Yes and not necessarily only when needed, the predicates will be atomized in relation to the tenants. So, if you have several hosts with single Alphas and healthy disks. Dgraph will balance all tenants.
When I say “Eggs in the same basket” I mean that I personally don’t like this concept of having a single Dgraph Cluster for all. And that includes Tenants. BUT, if you are a great Ninja in Dgraph’s deploying, and master it completely. You can handle a Tenancy context for sure. Dgraph engineers knows how to handle Tenants and every single issue related to that. If you are starting or low budget, I recommend a Cluster per service.
BUT, if you don’t have Google’s scale. Just use a single Cluster for 3 Services is fine.
Of course, Google would have the best engineers. If they wanna run a single Dgraph Cluster for 99999 services. I believe they would be pretty confident to do so.
And Also, Dgraph has the logic of being resistant to failure. Where other instances can take the place of those that have failed. To have this security, a large and well-managed cluster does the job. But on the Google scale I don’t know what it would be like.
Yep, And neither with Tenants.
BUT, you could potentially use GraphQL and Apollo Federation architecture. So you can “merge” several services in a single GraphQL server. That won’t work for DQL of course. But you can use Lambdas or custom DQL in the GraphQL Federation and all is good. But, more work to do.
I don’t believe that this is related at the Database level. This is application level.

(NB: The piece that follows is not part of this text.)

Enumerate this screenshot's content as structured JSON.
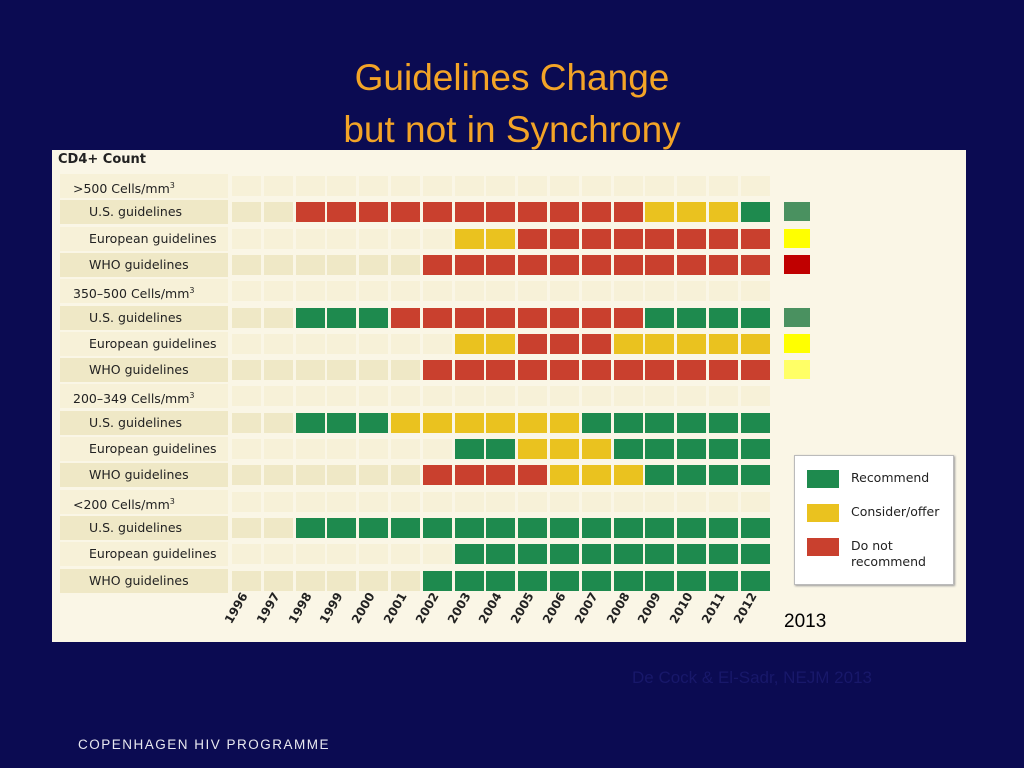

I’m pretty sure Google uses a mix of different solutions and even different DBs. And they are merged via API. I never worked at Google, but when the company is too big, it gets hard to make the whole company follow always the same principles. Things start to become “silos” fast.
Why not a single service that takes care of profiles? Just add a reference to those other services. The RAW profile data could be in that Profile Service. I think that some companies like Stack Exchange does something like this.
If you don’t want to worry about Infrastructure and cluster administration. Go to Dgraph Cloud with Tenant. If your team is small and your budget is short. Evaluate going to the Cloud because you will have a team taking care of the Cluster. Think about the salary you would be paying someone to run the 24-hour Cluster to do the comparison. Or your own time, if you were the one who has to play everything. From project administration, coding, and database administration. You with little budget need to buy time. And put the project out there live.
More or less. I say this in case you still don’t know how to properly manage a Cluster. An error can be fatal(downtime). So having multiple clusters is better. Isolate the problem, but keep some things upright and secure.